◆ u8blen() [1/3]

constexpr std::size_t Chusov::String::u8blen ( const char(&) pSymbol[N] )

constexprnoexcept

Returns a byte size of a UTF-8 character in the specified array of bytes.

Template Parameters

do_full_checks	specifies whether the function should perform all checks for validity of the input UTF-8 code as specified by the section 3.9 of the Unicode 11.0 standard. If the flag is `false`, the function only performs basic checks necessary for the operation, i.e. whether `cbSymbol` is greater or equal to 1 to read the first byte of the UTF-8 code with length-encoding prefix. The default value is `true`.
throw_on_failure	A boolean flag which specifies whether the function should throw an exception when the multi-byte value in the array specifies an invalid or incomplete UTF-8 character.
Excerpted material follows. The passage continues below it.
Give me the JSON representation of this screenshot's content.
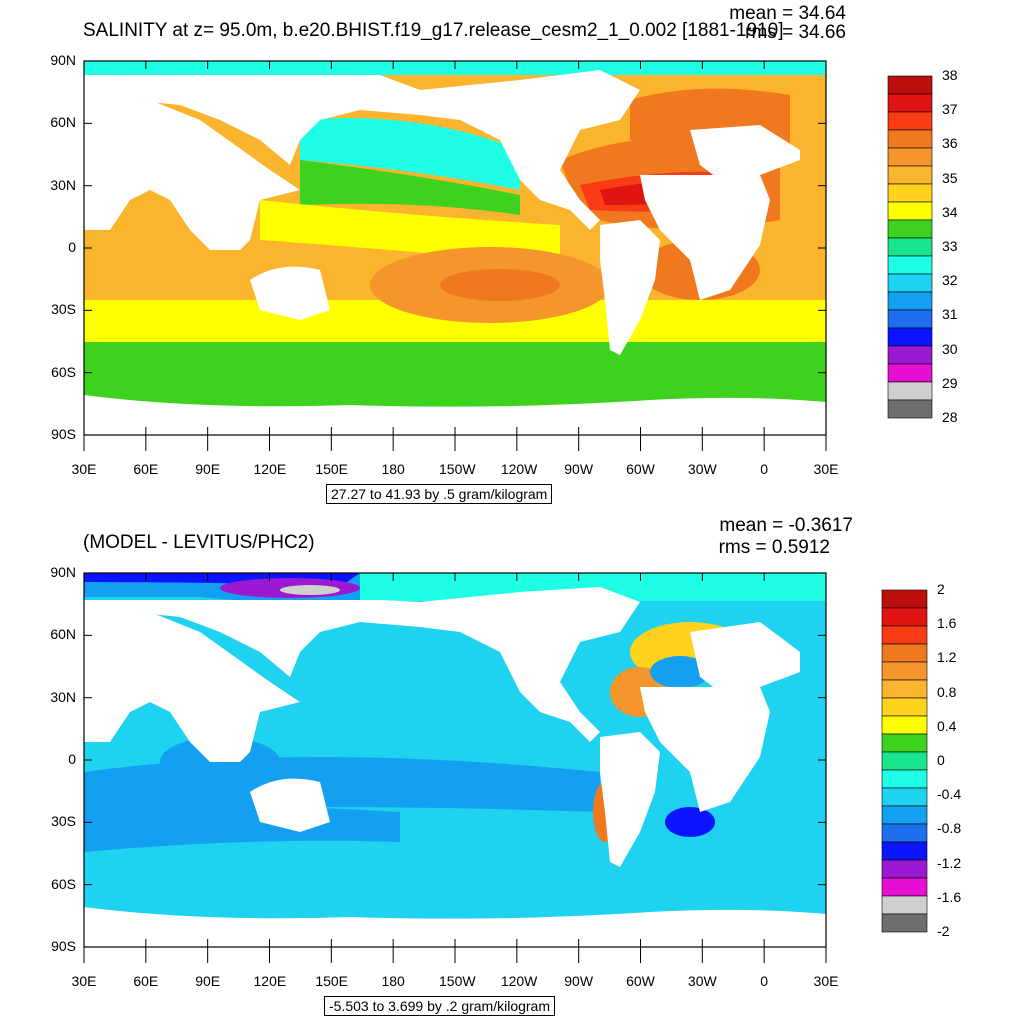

If the flag is `false`, the function is marked `noexcept` and in case of failure returns std::size_t(-1) . The default value is `true`.
N	is a deducible size of the array `pSymbol`.

Parameters

pSymbol is an array of char elements to contain the UTF-8 code to read. Its size is not required be equal to the actual byte size of the UTF-8 code to obtain, but may be greater.
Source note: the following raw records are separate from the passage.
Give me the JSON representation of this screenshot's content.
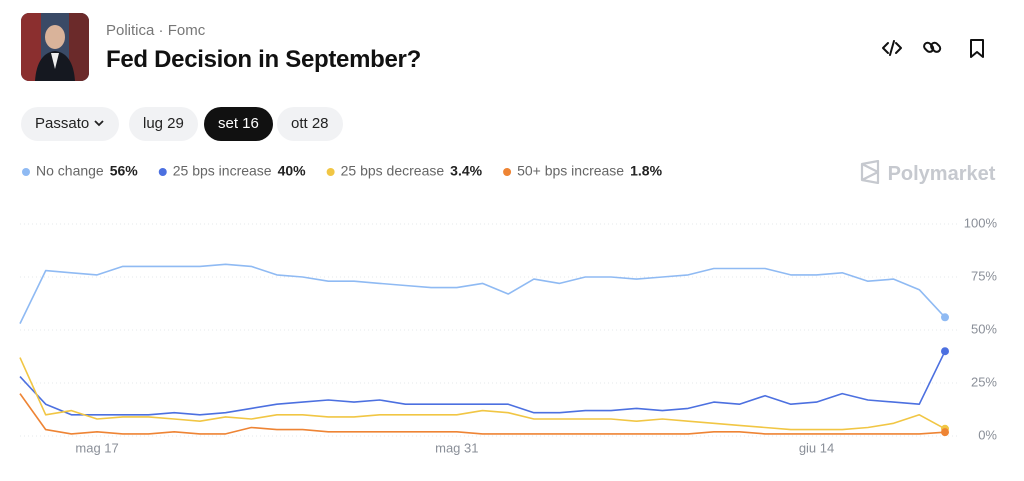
{
  "header": {
    "category": "Politica",
    "subcategory": "Fomc",
    "title": "Fed Decision in September?"
  },
  "buttons": [
    "Passato",
    "lug 29",
    "set 16",
    "ott 28"
  ],
  "brand": "Polymarket",
  "chart_data": {
    "type": "line",
    "categories": [
      null,
      null,
      null,
      "mag 17",
      null,
      null,
      null,
      null,
      null,
      null,
      null,
      null,
      null,
      null,
      null,
      null,
      null,
      "mag 31",
      null,
      null,
      null,
      null,
      null,
      null,
      null,
      null,
      null,
      null,
      null,
      null,
      null,
      "giu 14",
      null,
      null,
      null,
      null,
      null
    ],
    "series": [
      {
        "name": "No change",
        "color": "#8fbaf3",
        "current_label": "56%",
        "values": [
          53,
          78,
          77,
          76,
          80,
          80,
          80,
          80,
          81,
          80,
          76,
          75,
          73,
          73,
          72,
          71,
          70,
          70,
          72,
          67,
          74,
          72,
          75,
          75,
          74,
          75,
          76,
          79,
          79,
          79,
          76,
          76,
          77,
          73,
          74,
          69,
          56
        ]
      },
      {
        "name": "25 bps increase",
        "color": "#4c70e0",
        "current_label": "40%",
        "values": [
          28,
          15,
          10,
          10,
          10,
          10,
          11,
          10,
          11,
          13,
          15,
          16,
          17,
          16,
          17,
          15,
          15,
          15,
          15,
          15,
          11,
          11,
          12,
          12,
          13,
          12,
          13,
          16,
          15,
          19,
          15,
          16,
          20,
          17,
          16,
          15,
          40
        ]
      },
      {
        "name": "25 bps decrease",
        "color": "#f1c644",
        "current_label": "3.4%",
        "values": [
          37,
          10,
          12,
          8,
          9,
          9,
          8,
          7,
          9,
          8,
          10,
          10,
          9,
          9,
          10,
          10,
          10,
          10,
          12,
          11,
          8,
          8,
          8,
          8,
          7,
          8,
          7,
          6,
          5,
          4,
          3,
          3,
          3,
          4,
          6,
          10,
          3.4
        ]
      },
      {
        "name": "50+ bps increase",
        "color": "#ee8434",
        "current_label": "1.8%",
        "values": [
          20,
          3,
          1,
          2,
          1,
          1,
          2,
          1,
          1,
          4,
          3,
          3,
          2,
          2,
          2,
          2,
          2,
          2,
          1,
          1,
          1,
          1,
          1,
          1,
          1,
          1,
          1,
          2,
          2,
          1,
          1,
          1,
          1,
          1,
          1,
          1,
          1.8
        ]
      }
    ],
    "ylim": [
      0,
      100
    ],
    "yticks": [
      {
        "value": 0,
        "label": "0%"
      },
      {
        "value": 25,
        "label": "25%"
      },
      {
        "value": 50,
        "label": "50%"
      },
      {
        "value": 75,
        "label": "75%"
      },
      {
        "value": 100,
        "label": "100%"
      }
    ],
    "grid": true
  }
}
Returns: On success the function returns the number of bytes occupied by the UTF-8 character in pSymbol. On failure, if throw_on_failure is false, the function returns
std::size_t(-1)

.

The function is constexpr when compiled by a C++14 compiler.

Exceptions

Chusov::Exceptions::InvalidCharSequenceException The multi-byte character given by the parameters is not a valid or complete UTF-8 code. The exception is only thrown when throw_on_failure is true.
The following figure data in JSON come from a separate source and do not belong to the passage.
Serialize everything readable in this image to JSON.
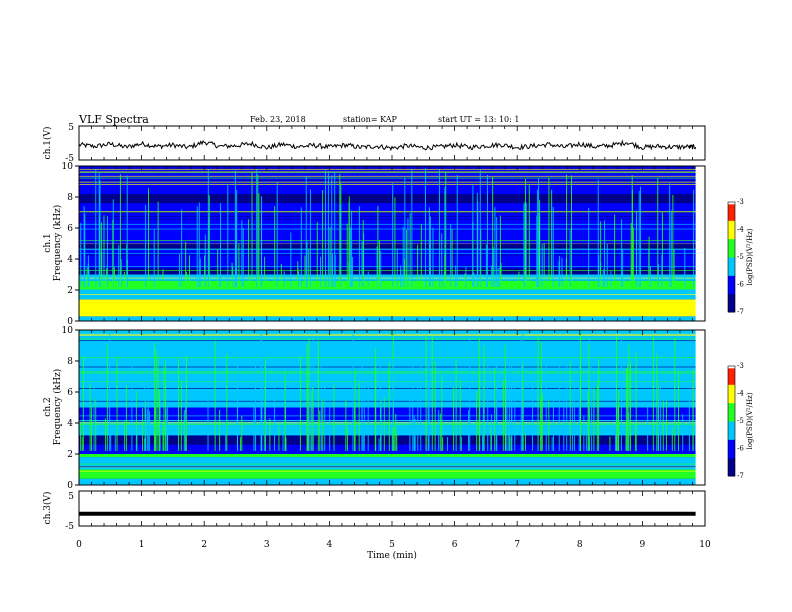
{
  "header": {
    "title": "VLF Spectra",
    "date": "Feb. 23, 2018",
    "station": "station= KAP",
    "start": "start  UT =   13: 10: 1"
  },
  "chart_data": [
    {
      "type": "line",
      "panel": "ch1-waveform",
      "ylabel": "ch.1(V)",
      "ylim": [
        -5,
        5
      ],
      "yticks": [
        "5",
        "-5"
      ],
      "xlim": [
        0,
        10
      ],
      "description_values": "waveform fluctuating around -1 V with amplitude about ±1.5 V",
      "x": [
        0,
        0.25,
        0.5,
        0.75,
        1,
        1.25,
        1.5,
        1.75,
        2,
        2.25,
        2.5,
        2.75,
        3,
        3.25,
        3.5,
        3.75,
        4,
        4.25,
        4.5,
        4.75,
        5,
        5.25,
        5.5,
        5.75,
        6,
        6.25,
        6.5,
        6.75,
        7,
        7.25,
        7.5,
        7.75,
        8,
        8.25,
        8.5,
        8.75,
        9,
        9.25,
        9.5,
        9.75,
        9.85
      ],
      "y": [
        -0.5,
        -1,
        -0.3,
        -1.2,
        -0.2,
        -1,
        -0.6,
        -1.3,
        0.3,
        -1,
        -0.8,
        -0.2,
        -1.4,
        -0.4,
        -1.1,
        -0.7,
        -1.2,
        -0.6,
        -1.3,
        -0.9,
        -1.5,
        -0.8,
        -1.4,
        -1.2,
        -0.6,
        -1.3,
        -0.8,
        -0.5,
        -1.3,
        -0.9,
        -0.4,
        -1.2,
        -0.3,
        -1.1,
        -0.7,
        0.2,
        -1.3,
        -1,
        -1.2,
        -1.1,
        -1.2
      ]
    },
    {
      "type": "heatmap",
      "panel": "ch1-spectrogram",
      "ylabel_top": "ch.1",
      "ylabel": "Frequency  (kHz)",
      "ylim": [
        0,
        10
      ],
      "yticks": [
        "0",
        "2",
        "4",
        "6",
        "8",
        "10"
      ],
      "xlim": [
        0,
        10
      ],
      "colorbar": {
        "label": "log(PSD)(V²/Hz)",
        "range": [
          -7,
          -3
        ],
        "ticks": [
          "-3",
          "-4",
          "-5",
          "-6",
          "-7"
        ]
      }
    },
    {
      "type": "heatmap",
      "panel": "ch2-spectrogram",
      "ylabel_top": "ch.2",
      "ylabel": "Frequency  (kHz)",
      "ylim": [
        0,
        10
      ],
      "yticks": [
        "0",
        "2",
        "4",
        "6",
        "8",
        "10"
      ],
      "xlim": [
        0,
        10
      ],
      "colorbar": {
        "label": "log(PSD)(V²/Hz)",
        "range": [
          -7,
          -3
        ],
        "ticks": [
          "-3",
          "-4",
          "-5",
          "-6",
          "-7"
        ]
      }
    },
    {
      "type": "line",
      "panel": "ch3-waveform",
      "ylabel": "ch.3(V)",
      "ylim": [
        -5,
        5
      ],
      "yticks": [
        "5",
        "-5"
      ],
      "xlim": [
        0,
        10
      ],
      "x": [
        0,
        9.85
      ],
      "y": [
        -1.5,
        -1.5
      ]
    }
  ],
  "xaxis": {
    "label": "Time  (min)",
    "ticks": [
      "0",
      "1",
      "2",
      "3",
      "4",
      "5",
      "6",
      "7",
      "8",
      "9",
      "10"
    ]
  },
  "colors": {
    "deep_blue": "#00008b",
    "blue": "#0000ff",
    "cyan": "#00c8ff",
    "green": "#22ff22",
    "yellow": "#ffff00",
    "red": "#ff2200"
  }
}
Note: Success of a call to the function only guarantees a validity of the UTF-8 character when do_full_checks is true. For performance reasons it might be preferable to avoid excessive full per-byte validation of UTF-8 characters and only do the validation once. To do that one may call the function with do_full_checks set to false and later validate the value using the u8_check function or just call the read_u8_char_data function to do the all the necessary checks, obtain the Unicode code point and the byte length of its UTF-8 representation at once.